Aus gegebenem Anlass möchte ich heute eine Technik würdigen, die gerne als selbstverständlich hingenommen wird: Die Zentralheizung. Was sie wert ist, merkt man erst, wenn man keine hat. Ich weiß, wovon ich schreibe. Drei Winter lang habe ich während des Studiums in Bamberg im Anbau eines denkmalgeschützten Fachwerkhauses gewohnt. Die drei (!) Außenwände waren kaum dicker als ein Frank-Schätzing-Roman, und die einzige Wärmequelle war ein Öl-Ofen aus rot-braunem Blech im entzückenden Pseudokacheldesign. Das Heizöl musste man per Hand aus einem Fass im Keller zapfen und mit einer Kanne in die Wohnung schleppen. Da der Schornstein zu kurz war und nicht richtig zog, drückten Windböen gerne die Abgase ins Zimmer. Bei bestimmten Wetterlagen roch es bei mir immer so, als sei gerade ein Lastwagen durchgefahren. Das klingt jetzt vielleicht etwas nach "Opa erzählt vom Krieg", aber so war es nun mal, ich schwör's. In der Bamberger Altstadt gab es einfach kaum Wohnungen mit Zentralheizung.
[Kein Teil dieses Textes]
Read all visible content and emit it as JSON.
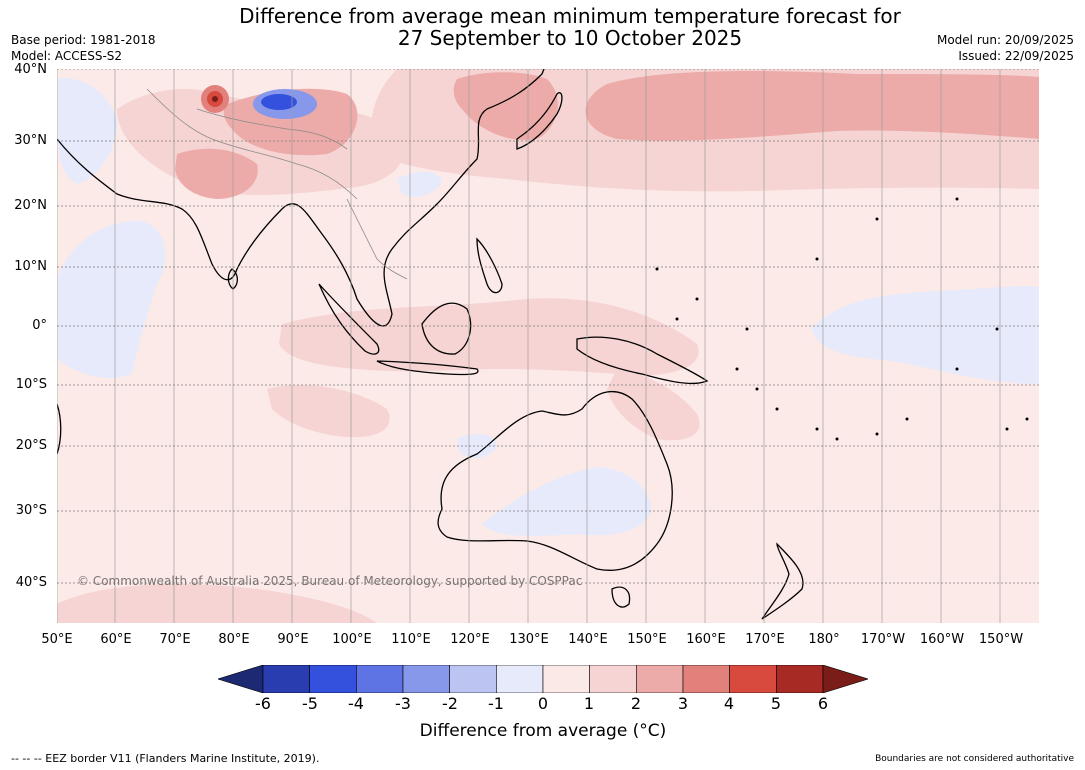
{
  "header": {
    "title_line1": "Difference from average mean minimum temperature forecast for",
    "title_line2": "27 September to 10 October 2025",
    "base_period": "Base period: 1981-2018",
    "model": "Model: ACCESS-S2",
    "model_run": "Model run: 20/09/2025",
    "issued": "Issued: 22/09/2025"
  },
  "map": {
    "latitude_labels": [
      "40°N",
      "30°N",
      "20°N",
      "10°N",
      "0°",
      "10°S",
      "20°S",
      "30°S",
      "40°S"
    ],
    "longitude_labels": [
      "50°E",
      "60°E",
      "70°E",
      "80°E",
      "90°E",
      "100°E",
      "110°E",
      "120°E",
      "130°E",
      "140°E",
      "150°E",
      "160°E",
      "170°E",
      "180°",
      "170°W",
      "160°W",
      "150°W"
    ],
    "copyright": "© Commonwealth of Australia 2025, Bureau of Meteorology, supported by COSPPac",
    "land_color": "#000000",
    "ocean_base_color": "#fceae8"
  },
  "colorbar": {
    "label": "Difference from average (°C)",
    "ticks": [
      "-6",
      "-5",
      "-4",
      "-3",
      "-2",
      "-1",
      "0",
      "1",
      "2",
      "3",
      "4",
      "5",
      "6"
    ],
    "colors": [
      "#1d2a73",
      "#2a3db0",
      "#3451de",
      "#5e73e4",
      "#8797ea",
      "#bcc5f2",
      "#e6eafb",
      "#fbe9e8",
      "#f5d4d3",
      "#ecaba8",
      "#e2817c",
      "#d84a3e",
      "#a82a24",
      "#7a1d18"
    ]
  },
  "footer": {
    "eez_note": "--  --  -- EEZ border V11 (Flanders Marine Institute, 2019).",
    "boundary_note": "Boundaries are not considered authoritative"
  }
}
Ich nehme an, daran hat sich bis heute wenig geändert.

Besonders zickig war der Ofen, wie ich schnell feststellen musste, wenn ihm selbst noch kalt war. Ich hegte anfangs die naive Hoffnung, es würde reichen, den Ölhahn aufzudrehen, einen Anzünder reinzuwerfen und so lange zu verschwinden, bis der Ofen die Bude von alleine auf Temperatur gebracht hat. Ich kam also vom Einkaufen zurück, und das Zimmer war kalt. Dafür hatte sich mindestens eine halbe Maß Diesel in der Brennkammer angesammelt. Was nun? Eine Kaffeetasse opfern und das Zeug abschöpfen? Eine ziemliche Sauerei. Ich entschied mich, den Öl-See mit etwas Küchenpapier abzufackeln. Keine gute Idee – die Brennkammer begann zu glühen und der Diesel zu sieden, kleine Dieselblasen explodierten und ließen den Ofendeckel hüpfen. Mir wurde sehr schnell sehr heiß, und ich schwor tausend Eide, nie wieder meinen Ofen in so schweren Zeiten alleine zu lassen.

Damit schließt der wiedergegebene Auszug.